Alex Treves

Personal information
- Full name: Alessandro Emanuele Treves
- Born: January 14, 1929 Turin, Italy
- Died: December 12, 2020 (aged 91) Monte Carlo, Monaco

Sport
- Sport: Fencing
- Event: Saber
- College team: Rutgers University
- Club: Salle Santelli

= Alex Treves =

American fencer (1929–2020)

Alessandro Emanuele "Alex" Treves (January 14, 1929 - December 12, 2020) was an Italian-born American Olympic fencer. Treves was born in Turin, Italy, and was Jewish. He later lived in New York City.

==Career==
Treves fenced for Salle Santelli. He fenced for Rutgers University (class of 1950), and won the National Collegiate Athletic Association (NCAA) saber title in both 1949 and 1950. Treves was undefeated in three years of competing in college. He competed for the United States at the 1950 Maccabiah Games.

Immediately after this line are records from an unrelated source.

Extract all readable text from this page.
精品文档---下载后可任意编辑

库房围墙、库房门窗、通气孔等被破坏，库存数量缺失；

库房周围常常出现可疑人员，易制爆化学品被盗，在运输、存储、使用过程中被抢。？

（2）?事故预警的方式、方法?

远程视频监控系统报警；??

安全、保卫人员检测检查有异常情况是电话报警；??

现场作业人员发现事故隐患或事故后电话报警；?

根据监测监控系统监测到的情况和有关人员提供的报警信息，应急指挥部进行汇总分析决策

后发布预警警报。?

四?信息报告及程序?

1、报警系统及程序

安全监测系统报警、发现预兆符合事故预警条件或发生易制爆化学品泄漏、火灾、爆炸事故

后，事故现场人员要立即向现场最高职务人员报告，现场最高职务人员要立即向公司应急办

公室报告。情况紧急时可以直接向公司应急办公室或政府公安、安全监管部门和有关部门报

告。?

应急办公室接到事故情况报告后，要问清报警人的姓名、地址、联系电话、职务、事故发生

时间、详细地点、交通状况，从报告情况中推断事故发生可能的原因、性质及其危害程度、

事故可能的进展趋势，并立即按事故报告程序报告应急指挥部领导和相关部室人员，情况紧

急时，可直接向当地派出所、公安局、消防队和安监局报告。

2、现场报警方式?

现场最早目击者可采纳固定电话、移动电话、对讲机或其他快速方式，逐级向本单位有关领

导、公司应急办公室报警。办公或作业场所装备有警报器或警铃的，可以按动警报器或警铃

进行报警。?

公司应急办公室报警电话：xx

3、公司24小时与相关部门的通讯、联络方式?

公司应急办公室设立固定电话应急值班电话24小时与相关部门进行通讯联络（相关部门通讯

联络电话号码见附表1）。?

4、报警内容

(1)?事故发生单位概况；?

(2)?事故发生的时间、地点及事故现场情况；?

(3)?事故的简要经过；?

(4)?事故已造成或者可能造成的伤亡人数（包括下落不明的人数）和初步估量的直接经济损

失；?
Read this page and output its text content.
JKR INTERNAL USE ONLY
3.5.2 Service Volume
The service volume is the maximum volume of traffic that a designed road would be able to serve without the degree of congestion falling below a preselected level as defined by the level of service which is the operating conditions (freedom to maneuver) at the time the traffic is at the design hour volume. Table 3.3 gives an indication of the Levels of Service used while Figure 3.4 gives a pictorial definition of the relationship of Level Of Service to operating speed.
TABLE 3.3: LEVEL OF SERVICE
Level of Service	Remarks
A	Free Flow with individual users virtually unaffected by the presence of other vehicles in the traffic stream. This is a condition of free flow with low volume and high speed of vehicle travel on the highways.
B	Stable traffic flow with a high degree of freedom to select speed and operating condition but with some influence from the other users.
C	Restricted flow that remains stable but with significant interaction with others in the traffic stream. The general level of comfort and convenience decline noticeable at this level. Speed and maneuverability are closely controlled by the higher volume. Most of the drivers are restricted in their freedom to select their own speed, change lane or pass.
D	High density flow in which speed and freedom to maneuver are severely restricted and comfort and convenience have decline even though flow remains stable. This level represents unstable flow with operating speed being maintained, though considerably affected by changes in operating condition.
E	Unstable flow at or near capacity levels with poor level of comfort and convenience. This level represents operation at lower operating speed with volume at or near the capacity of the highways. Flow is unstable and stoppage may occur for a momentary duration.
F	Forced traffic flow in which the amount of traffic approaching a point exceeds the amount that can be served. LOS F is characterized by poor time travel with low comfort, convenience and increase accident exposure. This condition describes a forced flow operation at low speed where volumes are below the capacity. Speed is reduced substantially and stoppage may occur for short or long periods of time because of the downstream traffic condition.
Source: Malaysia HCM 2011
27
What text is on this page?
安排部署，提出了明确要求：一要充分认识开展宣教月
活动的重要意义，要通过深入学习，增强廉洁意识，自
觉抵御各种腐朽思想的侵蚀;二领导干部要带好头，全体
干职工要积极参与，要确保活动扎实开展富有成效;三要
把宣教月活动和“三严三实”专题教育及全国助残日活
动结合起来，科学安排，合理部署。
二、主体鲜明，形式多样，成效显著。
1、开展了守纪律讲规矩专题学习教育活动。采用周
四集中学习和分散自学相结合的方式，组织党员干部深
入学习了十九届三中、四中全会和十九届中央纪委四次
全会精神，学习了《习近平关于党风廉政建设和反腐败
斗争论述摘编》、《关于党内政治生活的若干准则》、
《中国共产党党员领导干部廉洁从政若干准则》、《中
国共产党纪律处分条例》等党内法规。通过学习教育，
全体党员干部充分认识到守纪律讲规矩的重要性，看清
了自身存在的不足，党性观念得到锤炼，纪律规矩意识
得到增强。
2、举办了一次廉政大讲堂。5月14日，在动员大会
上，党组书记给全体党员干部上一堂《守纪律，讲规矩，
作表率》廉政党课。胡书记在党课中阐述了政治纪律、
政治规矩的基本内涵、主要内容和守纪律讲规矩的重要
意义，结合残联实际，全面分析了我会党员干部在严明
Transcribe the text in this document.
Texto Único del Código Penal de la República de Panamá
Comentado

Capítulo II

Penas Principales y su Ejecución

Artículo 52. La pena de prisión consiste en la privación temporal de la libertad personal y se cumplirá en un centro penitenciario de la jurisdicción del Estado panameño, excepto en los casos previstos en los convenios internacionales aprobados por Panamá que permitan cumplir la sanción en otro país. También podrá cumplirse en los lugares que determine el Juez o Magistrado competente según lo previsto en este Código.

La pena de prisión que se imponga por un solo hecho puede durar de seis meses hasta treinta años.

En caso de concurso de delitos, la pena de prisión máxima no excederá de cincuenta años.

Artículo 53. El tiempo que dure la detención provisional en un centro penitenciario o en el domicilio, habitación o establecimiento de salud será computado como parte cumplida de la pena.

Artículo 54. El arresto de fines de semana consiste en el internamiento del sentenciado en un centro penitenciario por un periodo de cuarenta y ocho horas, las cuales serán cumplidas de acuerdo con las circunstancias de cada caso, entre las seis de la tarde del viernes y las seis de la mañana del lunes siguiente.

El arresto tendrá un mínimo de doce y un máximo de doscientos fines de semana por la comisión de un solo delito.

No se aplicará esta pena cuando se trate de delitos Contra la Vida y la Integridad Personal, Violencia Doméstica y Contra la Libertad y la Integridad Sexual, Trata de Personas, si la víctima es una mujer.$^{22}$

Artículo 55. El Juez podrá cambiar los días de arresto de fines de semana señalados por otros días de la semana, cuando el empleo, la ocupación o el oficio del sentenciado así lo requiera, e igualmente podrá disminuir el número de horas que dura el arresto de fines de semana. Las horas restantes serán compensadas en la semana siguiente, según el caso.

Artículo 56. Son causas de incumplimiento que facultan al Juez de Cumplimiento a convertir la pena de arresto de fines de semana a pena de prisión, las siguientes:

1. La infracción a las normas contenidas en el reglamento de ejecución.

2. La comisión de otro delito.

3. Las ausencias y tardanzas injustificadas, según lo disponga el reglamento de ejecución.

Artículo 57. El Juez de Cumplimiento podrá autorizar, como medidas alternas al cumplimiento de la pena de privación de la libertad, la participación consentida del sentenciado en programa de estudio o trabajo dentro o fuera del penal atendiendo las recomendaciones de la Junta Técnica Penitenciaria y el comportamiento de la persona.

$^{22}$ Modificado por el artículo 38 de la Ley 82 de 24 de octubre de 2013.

Treves competed for the United States in the team sabre event at the 1952 Summer Olympics in Helsinki, and the team came in fourth. He won three Amateur Fencers League of America (AFLA) National Championships in team sabre; in 1952, 1955, and 1956. In 1953, Treves won the World Military Sabre Championship, and in 1954 he won the Italian University Sabre Championship. In 2000, Treves was elected to the Rutgers Sports Hall of Fame.